Publicado no Observatório da
Imprensa em 21/02/2001
Precisamos voltar ao tema das religiões
na TV.
Eu não tenho TV a cabo e a grande
maioria dos brasileiros também não. Assim, vemos
TV aberta. E o que vemos na TV aberta? Um domínio
assustador de programas religiosos, em que multidões são
filmadas chorando, dançando, enquanto um cantor gospel
canta e dança ou um pregador lê e interpreta a Bíblia
em compridos sermões. Nada diferente dos shows-da-vida.
Vemos também pessoas contando como
conseguiram se equilibrar financeiramente ou salvar seus
casamentos na igreja. Essas pessoas contam seus dramas íntimos,
mostram resultados de exames etc. Uma espécie de
programa-do-ratinho-linha-direta-religioso. É o predomínio
da chamada TV-verdade até nas religiões.
O que impressiona é que estes
programas não têm patrocinador, em geral. São
horários comprados pelas igrejas ou pelos pastores que as
conduzem, mantidos, portanto, com o dízimo dos crentes. Há
horários em que quase todos os canais VHF e UHF estão
apresentando um programa deste tipo. A Igreja Católica e
a Igreja Universal têm seus próprios canais, não
obstante se apresentarem também em outros canais, até
mesmo na TV pública.
Não estranho os programas
religiosos. As religiões são parte de nossa busca
espiritual, mas a forma que estes programas adotam é
preocupante. Porque se apresentam como alternativa saudável
(?) para o excesso de violência, sexo e música de má
qualidade na TV, mas usam a mesma forma massificadora e
alienante do que dizem combater.
As pessoas dão testemunho público
de suas misérias e de sua salvação. Dizem
que agora têm dinheiro, a paz voltou ao lar, os filhos
deixaram as drogas, tudo em razão de estarem indo à
igreja e dando o dízimo. O agente da mudança é
colocado no estar na igreja, seguindo a orientação
do pastor da igreja ou padre, tradutores dos mandamentos de
Deus. A diferença plástica entre um
programa-do-ratinho e estes é que pastores e padres
sempre mostram os fiéis no depois, o antes é
simulado como no linha-direta. Assim, o sofrimento é
considerado extinto, sem mais nenhuma relação com
aquela pessoa. Uma simbólica nova vida, através do
acreditar no que o pastor falou. Não me admira que um número
enorme destes religiosos esteja atuando em cargos eletivos.
Simbolicamente, eles mostraram que têm poder para
transformar a realidade.
Chuva de salvador
As músicas são bem dançantes,
cantadas por pessoas risonhas e de boa voz. O tratamento acústico
é muito bom. Os fiéis dançam, cantam,
choram controlados pela música que ouvem e pelas palavras
de ordem do cantor ou do pregador. Apenas as letras das músicas
e a muita roupa que usam diferenciam o profano do sagrado. Mas
sempre a música, usada para conduzir à emoção
por movimentos e ritmos repetitivos. Nenhuma diferença,
portanto. Até a venda de CDs é do mesmo jeito.

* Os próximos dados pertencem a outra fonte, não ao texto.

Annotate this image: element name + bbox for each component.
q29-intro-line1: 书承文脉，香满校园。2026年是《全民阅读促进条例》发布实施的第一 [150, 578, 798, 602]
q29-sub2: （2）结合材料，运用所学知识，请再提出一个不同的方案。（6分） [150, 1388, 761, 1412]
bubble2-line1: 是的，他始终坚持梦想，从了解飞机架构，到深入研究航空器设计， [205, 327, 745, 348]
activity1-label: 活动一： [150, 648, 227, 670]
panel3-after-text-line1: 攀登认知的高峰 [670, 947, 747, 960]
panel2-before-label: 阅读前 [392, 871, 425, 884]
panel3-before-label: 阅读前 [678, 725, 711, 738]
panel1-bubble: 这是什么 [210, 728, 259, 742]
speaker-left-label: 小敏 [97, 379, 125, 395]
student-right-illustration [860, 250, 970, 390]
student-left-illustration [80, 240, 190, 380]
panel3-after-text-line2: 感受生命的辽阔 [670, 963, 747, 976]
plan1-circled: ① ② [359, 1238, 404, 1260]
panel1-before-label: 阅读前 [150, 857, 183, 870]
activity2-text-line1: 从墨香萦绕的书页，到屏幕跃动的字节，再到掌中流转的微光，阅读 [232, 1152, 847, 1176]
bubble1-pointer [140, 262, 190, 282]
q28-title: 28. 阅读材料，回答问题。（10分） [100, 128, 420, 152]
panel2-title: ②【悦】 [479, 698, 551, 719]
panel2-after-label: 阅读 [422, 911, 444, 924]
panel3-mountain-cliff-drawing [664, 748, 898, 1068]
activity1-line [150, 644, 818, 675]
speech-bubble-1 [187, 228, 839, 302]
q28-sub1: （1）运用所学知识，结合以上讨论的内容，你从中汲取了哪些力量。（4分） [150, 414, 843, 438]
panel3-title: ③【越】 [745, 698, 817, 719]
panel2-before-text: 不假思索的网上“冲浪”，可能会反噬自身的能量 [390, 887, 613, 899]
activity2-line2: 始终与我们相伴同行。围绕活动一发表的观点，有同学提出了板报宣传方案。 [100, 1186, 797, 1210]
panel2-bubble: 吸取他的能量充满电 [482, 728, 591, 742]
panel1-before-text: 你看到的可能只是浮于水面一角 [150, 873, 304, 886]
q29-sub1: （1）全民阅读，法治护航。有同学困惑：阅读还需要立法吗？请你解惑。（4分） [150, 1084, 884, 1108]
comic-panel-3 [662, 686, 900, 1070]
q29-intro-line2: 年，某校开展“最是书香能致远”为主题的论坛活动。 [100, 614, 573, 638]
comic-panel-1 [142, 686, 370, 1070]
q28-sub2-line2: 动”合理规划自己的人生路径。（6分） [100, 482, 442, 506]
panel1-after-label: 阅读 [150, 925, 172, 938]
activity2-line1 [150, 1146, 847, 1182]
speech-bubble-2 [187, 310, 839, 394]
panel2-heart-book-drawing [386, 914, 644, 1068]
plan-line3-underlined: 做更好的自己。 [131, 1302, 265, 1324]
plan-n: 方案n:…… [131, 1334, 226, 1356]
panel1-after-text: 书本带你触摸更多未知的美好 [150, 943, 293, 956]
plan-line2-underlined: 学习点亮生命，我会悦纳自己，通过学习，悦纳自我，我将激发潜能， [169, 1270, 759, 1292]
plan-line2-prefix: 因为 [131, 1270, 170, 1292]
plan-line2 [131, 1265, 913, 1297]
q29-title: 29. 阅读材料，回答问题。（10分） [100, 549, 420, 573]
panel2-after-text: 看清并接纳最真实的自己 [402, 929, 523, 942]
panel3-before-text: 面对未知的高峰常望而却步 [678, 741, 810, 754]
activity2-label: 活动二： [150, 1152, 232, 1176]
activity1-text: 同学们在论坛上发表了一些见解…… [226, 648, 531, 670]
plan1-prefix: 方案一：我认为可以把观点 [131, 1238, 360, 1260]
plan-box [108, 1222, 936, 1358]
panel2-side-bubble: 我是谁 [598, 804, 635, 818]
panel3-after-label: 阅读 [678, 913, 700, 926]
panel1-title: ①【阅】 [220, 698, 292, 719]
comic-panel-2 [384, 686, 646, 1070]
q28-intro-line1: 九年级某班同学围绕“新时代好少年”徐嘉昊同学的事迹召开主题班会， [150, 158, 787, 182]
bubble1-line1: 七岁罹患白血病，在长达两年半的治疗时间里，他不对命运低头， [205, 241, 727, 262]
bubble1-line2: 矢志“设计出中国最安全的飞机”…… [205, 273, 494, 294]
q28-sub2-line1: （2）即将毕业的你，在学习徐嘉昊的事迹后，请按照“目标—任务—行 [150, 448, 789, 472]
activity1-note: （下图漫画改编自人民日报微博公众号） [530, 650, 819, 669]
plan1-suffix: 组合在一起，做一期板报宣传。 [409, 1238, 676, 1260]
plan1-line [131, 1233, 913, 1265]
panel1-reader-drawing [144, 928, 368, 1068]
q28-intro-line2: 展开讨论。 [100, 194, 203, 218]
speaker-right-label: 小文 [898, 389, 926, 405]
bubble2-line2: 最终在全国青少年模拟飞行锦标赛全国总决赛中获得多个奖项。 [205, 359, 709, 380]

Outro aspecto preocupante são os
chamados empresários que estavam falindo e com a igreja e
o dízimo estão bem de vida novamente. Os pastores
abençoam os contracheques, os contratos, as empresas e o
dinheiro flui. Mágica, não? O Deus que eles
apresentam faz chover dinheiro. Imaginem o efeito disto num povo
sem dinheiro numa economia cheia de problemas! É um
marketing danado de bom. Ninguém se importa de contestar
este tipo de testemunho, em que o antes não aparece,
igualzinho àquelas propagandas em que os atores dizem que
são médicos para vender remédios ou dizem
que usam leite-de-aveia para vender cosméticos.
É claro que não há
tiros, sangue, morte, sexo e similares, mas a figura do salvador
humano, que nos tira a ação pessoal, a reflexão,
a vivência autônoma está lá do mesmo
jeito que nos programas não-religiosos. Aquele salvador
humano que ia nos separar das raças impuras, como Hitler,
ou aquele outro que ia expulsar os marajás, como Collor,
ou aquele outro que vai denunciar a falta de ética do
governo, como o ACM, ou aquele outro que vai acabar com os infiéis,
como o Saddam Hussein, ou aquele outro que vai garantir a
democracia no mundo bombardeando os infiéis, como
Clinton, Bush etc. etc., os exemplos são muitos.
É preciso discutir não
somente os programas, mas também os aspectos da manipulação
psíquica a que são submetidos os telespectadores,
principalmente, as crianças e os adolescentes.